Thing 2: The dauntlessly cheerful Kristin Centorcelli has undertaken to interview me! This for me was a surprise and a huge delight, not only because she's so much fun to the square inch, but also because MyBookishWays is one of the coolest book blogs I know. Go for my cute face, but stay for interviews, book reviews, and giveaways that will broaden your horizons and enhance your TBR pile!
Thing 3: Did I mention that we're doing a Twitter contest? Check out the One Night in Sixes Hashtag Shenanigans Sweepstakes for your chance to win a $50 gift card!
And maybe it's appropriate that today is the day to display the finished map pencils, because today is also the day that our boy Sil gets his first inside glimpse of Sixes - and it's quite something...!

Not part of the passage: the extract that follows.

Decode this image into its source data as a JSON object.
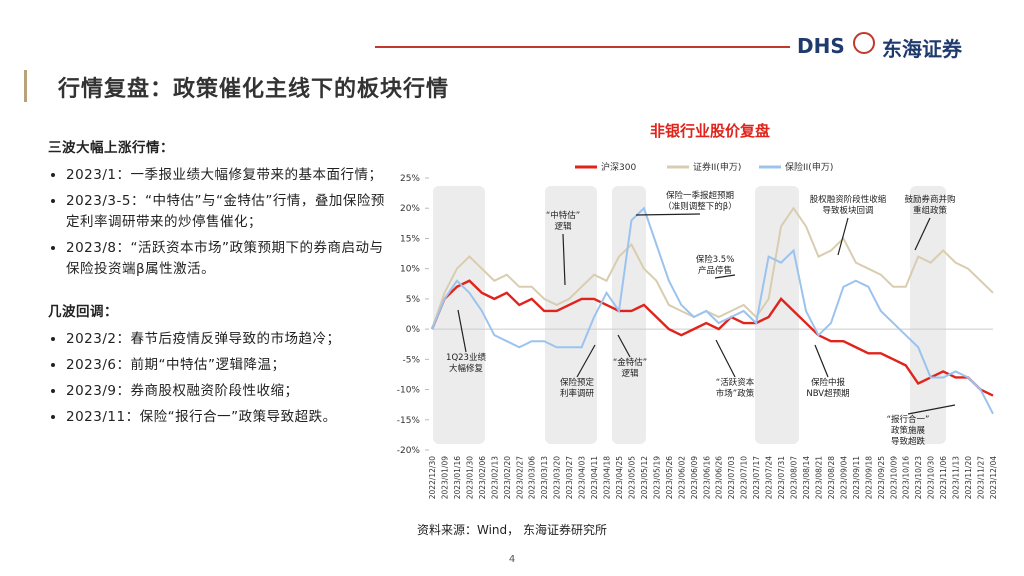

It was a fascinating place, though.
Hot and headachey as he was, even Sil had to appreciate that much.
As the horse's plodding steps brought Sil further inside the city, he couldn't avoid the grand hotel that dominated the northern end of the island. It was a striking, handsome thing, all elegant white columns and black wrought-iron cresting, clean and stark and somehow immaculately preserved.
The ferryman had called it La Saciadería, a strange word assembled from familiar pieces. The best Ardish would probably be 'the Satisfactory', with a mercantile emphasis on 'factory'. Given how many appetites the place apparently serviced, that sounded about right.
La Saciadería had her opposite much farther down the road, in the ingenious native pueblo rooted in the far end of the island. A full four stories tall at its peak, it spread its free-flowing adobe arms in an organic embrace, a living wall for the southern parts of the island.
As the ferryman had said, this was La Soleada, the Sunny Lady, and it wasn't hard to understand the name. She was home and mother to almost half the local population, who had somehow contrived to make that beige clay sparkle like gold in the searing light. The other tiny details that caught Sil's eye – the paintings, the splashes of color, the dark wooden lines of ladders and the exposed ends of ceiling-beams – testified to the perfect expertise of her architects.
Between these two towering great matrons, the rest of Sixes scattered out in a jumbled compromise of clay and wood and sometimes clay-covered wood, as if the owners wanted to show off their houses' exotic bones for envious neighbors.
Who, for their part, seemed to have retreated inside to wait out the heat of the day, leaving just a few dogs and free-roaming birds to keep the peace. Aside from some turkey-gabbling and the distant cries of an infant, the heavy air hung undisturbed. Sil would be pleased to keep it that way.